I don’t have a lot of copies because I only came across it shortly before deciding to stop buying magazines altogether to cure my addiction, but Collectible Automobile is fantastic – when you read an article on a particular model, you easily got the impression that this was the best, definitive deep-dive detailed article on that model of car you were ever likely to read.
I’ve got most of the entire run, and it is truly a treasure. With the knowledgeable and responsive readership, if the article wasn’t absolutely comprehensive, the next issue’s letters to the editor will make it so. And the continued commitment to a quality format (looking at you, C&D) is refreshing.
Unlike many posters here, I’ve loved having magazines to read since my first Motor Trend in 1964. I’m very sad about the losses that are accumulating in print automotive magazines. Now Hemmings Classic Car is going away too, being incorporated in their marketplace magazine. For me it’s a big loss
Yeah. 🙁 I love print, dang it! I just can’t afford that many subscriptions, so the ones I get are either issues I’ve bought out of boredom or ones I get through memberships of other things.
(PCA’s mag kicks ass, though. I will be truly livid if anything ever happens to Panorama.)
I mean, I used to be big into Car and Driver’s magazines growing up. My grandma even paid for the subscription every year for it because I just engulfed myself into each new issue, probably multiple times a week for the same issue!
Sadly, their bias seemed to be very enforced as time went on, so I decided to stop getting new issues unless it had something pretty cool on it. But even then, the bias got into those articles too, and it just wasn’t worth it to pay money for new issues.
I used to get issues of Import Tuner & Super Street, but I kinda got sick and tired of reading those years ago.
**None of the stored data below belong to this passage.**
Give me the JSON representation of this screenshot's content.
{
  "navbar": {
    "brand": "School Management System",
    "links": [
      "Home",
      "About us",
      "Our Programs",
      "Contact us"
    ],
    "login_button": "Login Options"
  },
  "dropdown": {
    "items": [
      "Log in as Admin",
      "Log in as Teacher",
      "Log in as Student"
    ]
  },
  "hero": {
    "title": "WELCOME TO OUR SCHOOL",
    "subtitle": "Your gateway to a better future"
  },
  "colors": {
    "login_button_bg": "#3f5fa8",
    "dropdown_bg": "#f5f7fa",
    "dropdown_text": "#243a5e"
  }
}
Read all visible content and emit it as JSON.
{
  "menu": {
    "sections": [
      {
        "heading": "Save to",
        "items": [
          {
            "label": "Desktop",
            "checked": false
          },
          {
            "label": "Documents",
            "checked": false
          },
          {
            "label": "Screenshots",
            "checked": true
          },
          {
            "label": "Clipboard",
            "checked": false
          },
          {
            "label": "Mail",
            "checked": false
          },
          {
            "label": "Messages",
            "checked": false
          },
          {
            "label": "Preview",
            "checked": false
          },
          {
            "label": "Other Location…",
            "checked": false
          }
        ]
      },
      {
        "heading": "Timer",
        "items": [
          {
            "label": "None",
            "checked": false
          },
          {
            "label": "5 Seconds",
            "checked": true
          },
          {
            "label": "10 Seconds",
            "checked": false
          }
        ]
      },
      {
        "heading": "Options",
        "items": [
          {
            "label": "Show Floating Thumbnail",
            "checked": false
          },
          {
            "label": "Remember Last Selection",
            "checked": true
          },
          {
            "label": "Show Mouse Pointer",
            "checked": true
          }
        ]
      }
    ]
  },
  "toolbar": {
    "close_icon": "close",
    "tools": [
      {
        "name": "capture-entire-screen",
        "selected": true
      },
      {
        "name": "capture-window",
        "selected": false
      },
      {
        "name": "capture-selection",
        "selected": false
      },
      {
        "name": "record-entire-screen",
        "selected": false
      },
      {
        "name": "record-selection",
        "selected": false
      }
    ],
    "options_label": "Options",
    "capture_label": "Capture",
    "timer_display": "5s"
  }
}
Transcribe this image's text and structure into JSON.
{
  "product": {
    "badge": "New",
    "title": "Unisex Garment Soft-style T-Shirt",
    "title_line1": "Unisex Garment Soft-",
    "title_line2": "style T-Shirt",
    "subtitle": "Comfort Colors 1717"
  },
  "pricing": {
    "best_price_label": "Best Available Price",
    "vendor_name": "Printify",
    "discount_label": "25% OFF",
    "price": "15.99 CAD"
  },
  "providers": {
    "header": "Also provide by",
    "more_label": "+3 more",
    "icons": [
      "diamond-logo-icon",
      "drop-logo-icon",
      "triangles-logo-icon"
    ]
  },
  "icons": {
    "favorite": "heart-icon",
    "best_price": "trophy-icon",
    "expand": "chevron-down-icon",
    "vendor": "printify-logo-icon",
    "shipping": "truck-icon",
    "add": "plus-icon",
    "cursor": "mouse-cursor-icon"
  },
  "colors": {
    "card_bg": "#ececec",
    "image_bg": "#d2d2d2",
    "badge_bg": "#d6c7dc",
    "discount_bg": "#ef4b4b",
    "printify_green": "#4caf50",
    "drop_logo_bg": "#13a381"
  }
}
Anymore, I see if there’s any Mopar Action or other Mopar magazines.
Reading the big publications isn’t fun anymore, honestly.
That’s so funny! My grandma paid for my Car & Driver sub in the 1990s, too! People can’t believe how exciting it was to get that in the mail every month with Z car foldouts, ZR-1 reviews, Ferrari F40s and the 10 best roundup every year. A 4WD turbo GMC pickup that could beat a Corvette in the rain? You got it! A Chevy work truck with a 454 big block? Done! It was THE era for no expense spared engineering excellence and the writers were really great. Damn.
I havne’t subscribed to any US magazines for years. I did subscribe to Evo for a couple of years, but it gets repetitive – only so many supercars and Porsche 911s to go around. Then I tried Octane for a change of pace, but that was too much rich-people-in-Monoco. The magazine you get with Hagerty insurance is actually pretty good.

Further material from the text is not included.